To his credit, I believe that he opposed the so-called “Employee Free Choice Act” which would’ve destroyed the secret ballot in union meetings that Reid, Pelosi and the rest were trying to push through a few years ago.
Sidenote: I don’t understand how Nixon’s daughter Julie Eisenhower could’ve found McGovern too liberal to support in 1972 but think Obama wasn’t too liberal for her to support in 2008.
Anyhow, RIP to a former Democratic presidential nominee who was at least slightly to the right of Obama.
I wonder if McGovern would have saved Israel’s bacon in 1973, like Nixon did?
Possibly.
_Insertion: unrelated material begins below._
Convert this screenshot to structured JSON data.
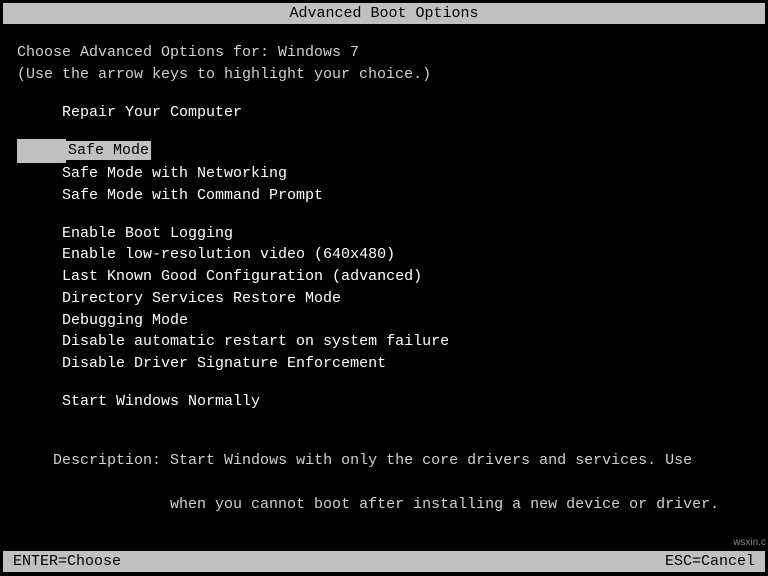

I think at that time, liberals still liked Israel. However, I’m glad we didn’t have to find out for sure.
Yeah, but in typical liberal vanity fashion he was quoted as saying, “I wish during the years I was in public office, I had had this firsthand experience about the difficulties business people face every day. That knowledge would have made be a better U.S. Senator and a more understanding presidential contender. . . . We intuitively know that to create job opportunities, we need job entrepreneurs who will risk their capital against an expected payoff. Too often, however, public policy does not consider whether we are choking off these opportunities.”
To me that’s an arrogant statement so far after the fact it’s comical. Like a deathbed “coming to Jesus.”
Mind the caps, if you please!
Himmler, was somewhat similar...
2nd largest margin defeat...1st place was Wilted Mundane, I mean, Walter Mondale.
At least he was intellectually honest enough to admit later that his ignorance about business led to some pretty stupid policies on his part.
Excellent story. thanks
Prayers out to his family. I remember when he ran. I didn’t agree with him then or now (was too young to vote back then). He was a decent and honorable man despite his political leanings.